Namibia: Child Trafficking Trial Ends in 8-Year Jail Term

A SWAKOPMUND man convicted of five counts of child trafficking and of the sexual abuse of five minor girls was sentenced to an effective prison term of eight years at the end of his trial in the Windhoek High Court yesterday.

Although Bertus Koch abused society's trust in him as an adult and abused the innocence of five children when he committed or tried to commit sexual acts with them, a considerable degree of mercy was called for in view of his personal circumstances, judge president Petrus Damaseb remarked during Koch's sentencing.

Noting that Koch (41) had health problems and lived in poverty before his arrest, when he was trying to make a living by scavenging potentially useful items from dumpsites at Swakopmund, the judge president said: "He is a poor man, on whom life has not been kind. He makes ends meet in very trying and unenviable circumstances, but that cannot excuse the conduct I found him guilty of."

The fact that Koch had been in jail since his arrest at the start of May 2016 was a weighty mitigating factor, judge president Damaseb also said, before going on to sound a warning about the consequences to be faced by people who commit the sort of crimes of which Koch was convicted.

He said: "Those men and women in our community who are minded to abuse children in the manner he has done must know that the courts will not look kindly upon such abominable behaviour."

The judge president sentenced Koch to five years' imprisonment on each of the five counts of child trafficking, but ordered that one year of each of those jail terms would be suspended for five years on condition of good behaviour.
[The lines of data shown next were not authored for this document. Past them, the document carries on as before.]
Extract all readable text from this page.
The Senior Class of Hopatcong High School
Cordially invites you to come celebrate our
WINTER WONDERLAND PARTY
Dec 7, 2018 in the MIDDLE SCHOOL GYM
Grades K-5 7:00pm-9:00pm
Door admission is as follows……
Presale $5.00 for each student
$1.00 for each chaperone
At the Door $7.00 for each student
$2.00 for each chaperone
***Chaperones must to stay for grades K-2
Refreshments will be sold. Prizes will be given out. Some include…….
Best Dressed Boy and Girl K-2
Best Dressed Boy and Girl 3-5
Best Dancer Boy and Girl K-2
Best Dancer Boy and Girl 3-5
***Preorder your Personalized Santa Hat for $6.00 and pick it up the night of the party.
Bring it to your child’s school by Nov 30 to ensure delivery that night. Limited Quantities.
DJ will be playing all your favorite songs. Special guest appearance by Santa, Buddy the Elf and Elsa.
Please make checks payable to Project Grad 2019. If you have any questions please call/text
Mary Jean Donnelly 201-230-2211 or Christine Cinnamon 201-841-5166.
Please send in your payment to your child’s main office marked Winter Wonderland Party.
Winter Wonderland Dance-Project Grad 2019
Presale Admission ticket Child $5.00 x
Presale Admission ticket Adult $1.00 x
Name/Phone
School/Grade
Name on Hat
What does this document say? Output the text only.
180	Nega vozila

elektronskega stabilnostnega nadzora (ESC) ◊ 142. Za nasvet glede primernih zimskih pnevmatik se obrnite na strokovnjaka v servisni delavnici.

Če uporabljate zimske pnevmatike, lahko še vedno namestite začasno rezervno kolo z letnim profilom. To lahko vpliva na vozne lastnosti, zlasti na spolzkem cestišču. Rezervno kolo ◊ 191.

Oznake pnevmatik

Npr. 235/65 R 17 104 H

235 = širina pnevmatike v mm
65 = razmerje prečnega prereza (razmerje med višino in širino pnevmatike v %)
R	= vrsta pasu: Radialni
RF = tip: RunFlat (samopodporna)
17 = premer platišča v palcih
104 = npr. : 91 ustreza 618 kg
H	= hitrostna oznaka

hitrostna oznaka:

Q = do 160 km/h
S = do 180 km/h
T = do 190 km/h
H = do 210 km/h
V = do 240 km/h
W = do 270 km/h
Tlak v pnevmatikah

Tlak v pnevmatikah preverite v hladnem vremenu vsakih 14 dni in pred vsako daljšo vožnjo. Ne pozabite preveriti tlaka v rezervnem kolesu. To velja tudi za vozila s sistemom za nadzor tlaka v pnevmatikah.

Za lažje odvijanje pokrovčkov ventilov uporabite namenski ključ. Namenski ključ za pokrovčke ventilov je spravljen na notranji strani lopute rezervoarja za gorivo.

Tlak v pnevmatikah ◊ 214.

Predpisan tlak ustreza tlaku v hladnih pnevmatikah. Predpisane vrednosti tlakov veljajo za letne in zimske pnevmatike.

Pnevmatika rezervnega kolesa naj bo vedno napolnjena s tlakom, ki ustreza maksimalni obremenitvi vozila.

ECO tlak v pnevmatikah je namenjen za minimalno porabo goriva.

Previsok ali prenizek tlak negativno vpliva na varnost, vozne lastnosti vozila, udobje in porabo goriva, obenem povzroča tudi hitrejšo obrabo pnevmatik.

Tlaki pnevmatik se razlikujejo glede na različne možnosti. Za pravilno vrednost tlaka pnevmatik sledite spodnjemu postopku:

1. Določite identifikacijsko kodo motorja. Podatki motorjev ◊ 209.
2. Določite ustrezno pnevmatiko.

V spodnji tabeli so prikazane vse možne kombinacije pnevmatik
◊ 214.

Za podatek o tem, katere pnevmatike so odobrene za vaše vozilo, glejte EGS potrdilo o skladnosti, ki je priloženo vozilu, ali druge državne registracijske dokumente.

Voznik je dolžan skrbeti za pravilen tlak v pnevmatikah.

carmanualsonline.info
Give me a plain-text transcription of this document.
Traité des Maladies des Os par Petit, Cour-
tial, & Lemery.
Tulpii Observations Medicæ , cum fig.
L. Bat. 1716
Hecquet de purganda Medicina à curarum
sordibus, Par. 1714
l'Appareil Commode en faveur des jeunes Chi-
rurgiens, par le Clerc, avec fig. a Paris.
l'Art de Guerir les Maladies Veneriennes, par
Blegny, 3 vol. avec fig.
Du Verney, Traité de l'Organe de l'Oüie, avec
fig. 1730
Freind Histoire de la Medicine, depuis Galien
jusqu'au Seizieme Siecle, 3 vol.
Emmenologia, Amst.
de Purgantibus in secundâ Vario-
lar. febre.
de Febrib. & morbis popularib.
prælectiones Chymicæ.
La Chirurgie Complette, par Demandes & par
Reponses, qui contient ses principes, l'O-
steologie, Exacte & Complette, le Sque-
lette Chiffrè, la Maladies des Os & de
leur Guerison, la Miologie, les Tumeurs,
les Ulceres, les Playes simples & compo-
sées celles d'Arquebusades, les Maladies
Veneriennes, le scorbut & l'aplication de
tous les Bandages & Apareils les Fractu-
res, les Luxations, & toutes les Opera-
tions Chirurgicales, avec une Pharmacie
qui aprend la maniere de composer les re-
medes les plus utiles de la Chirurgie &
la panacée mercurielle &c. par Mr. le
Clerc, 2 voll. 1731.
He further ordered that three of the prison terms on the child trafficking charges would run concurrently with the other two sentences - translating into an effective prison term of eight years.

In respect of the five charges of committing or attempting to commit a sexual act with a child below the age of 16, which is an offence in terms of the Combating of Immoral Practices Act of 1980, Koch was sentenced to one year of imprisonment on each of those counts, with those sentences ordered to run concurrently with the one sentence for child trafficking.

Koch was initially charged with having raped five girls, at the time aged between nine and 13, during the period from November 2015 to May 2016 in the room where he lived in the DRC area of Swakopmund.

In the judgement that he delivered on 18 September, judge president Damaseb found that the evidence the prosecution presented to him in an attempt to prove the rape charges was contradictory and confusing and not supported by physical evidence, and that it would not be safe to rely on such evidence to convict Koch of rape.

However, he also found that other testimony - about Koch having been naked and masturbating in front of two of the children - had the ring of truth, and showed that Koch solicited the girls to commit sexual acts with him.

In terms of the Prevention of Organised Crime Act, someone could be convicted of trafficking in persons if it was proven they received or harboured persons for the purpose of sexual exploitation, like Koch did, the judge president reasoned in his judgement.

Deputy prosecutor general Innocentia Nyoni represented the state during Koch's trial. Koch was represented by legal aid lawyer Mpokiseng Dube.